Recently I've been delving into fluid dynamics but is frequently troubled by a conceptual issue that I could never get my head around with.
To derive fluid equations, we have to separate fluid into smaller elements and analyse the forces and acceleration of each of the small element. While I can understand this, I don't see how the choice of cubic fluid elements fulfills the physical requirements of the fluid.
For instance, in the derivation of the Bernoulli's equation, it is quite common to analyse the pressure and acceleration of a cubic region of fluid.
By equating the acceleration of the fluid element to the forces acting on both sides of the element, we obtain
$(\rho d^3) (u \frac{\partial u}{\partial x}) =-d^2(\frac{\partial p}{\partial x}d)$
Cancelling out $d^3$ from both sides and integrating the resulting equation, we obtain
$p + \frac{1}{2}\rho u^2 = c$
Which is the well known Bernoulli's equation we know and love.

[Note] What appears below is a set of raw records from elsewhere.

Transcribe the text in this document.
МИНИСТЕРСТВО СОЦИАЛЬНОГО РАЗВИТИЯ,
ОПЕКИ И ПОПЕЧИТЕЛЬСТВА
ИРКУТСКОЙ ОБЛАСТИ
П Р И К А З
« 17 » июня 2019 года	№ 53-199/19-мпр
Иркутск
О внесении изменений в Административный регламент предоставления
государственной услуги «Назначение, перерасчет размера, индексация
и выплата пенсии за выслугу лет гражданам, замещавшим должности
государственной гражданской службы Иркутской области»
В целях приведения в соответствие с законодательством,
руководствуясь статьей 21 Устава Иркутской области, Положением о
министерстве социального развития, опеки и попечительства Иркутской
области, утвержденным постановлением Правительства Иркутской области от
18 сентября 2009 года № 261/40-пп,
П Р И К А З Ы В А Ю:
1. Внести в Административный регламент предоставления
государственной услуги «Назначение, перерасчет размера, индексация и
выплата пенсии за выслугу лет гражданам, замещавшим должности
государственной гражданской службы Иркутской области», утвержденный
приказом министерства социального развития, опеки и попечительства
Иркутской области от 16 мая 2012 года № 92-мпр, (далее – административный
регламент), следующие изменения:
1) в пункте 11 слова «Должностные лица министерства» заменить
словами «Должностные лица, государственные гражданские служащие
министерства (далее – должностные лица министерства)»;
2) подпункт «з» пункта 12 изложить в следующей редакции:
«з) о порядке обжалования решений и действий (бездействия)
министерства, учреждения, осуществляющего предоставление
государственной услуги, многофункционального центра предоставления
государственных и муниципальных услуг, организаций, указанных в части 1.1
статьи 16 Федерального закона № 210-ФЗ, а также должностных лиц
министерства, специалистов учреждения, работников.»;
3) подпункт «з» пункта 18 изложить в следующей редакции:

My confusion arises from the fact that whenever we consider a case of a constricting cavity, it is clear that the streamlines are not perpendicular to the x-axis. Instead, they look something more like this:
In the case of such streamlines, the pressure gradient should not be the sole force acting on the fluid element. It is quite clear that the streamlines collide with the fluid element, transferring some of its horizontal momentum to the fluid element as well. However, Bernoullis equation continues to hold, while its assumptions are violated.
I thought a better choice of fluid element is probably this trapezium element where the sides are parallel to the streamlines as it would not encounter such issues. However, to my knowledge, there is no analysis that is done with fluid elements of such shapes when deriving Bernoulli's equations.
Why does the cubic fluid element method even work in the first place, if its assumptions may not hold? Also, why is there little analysis done with non cubic shapes of fluid elements?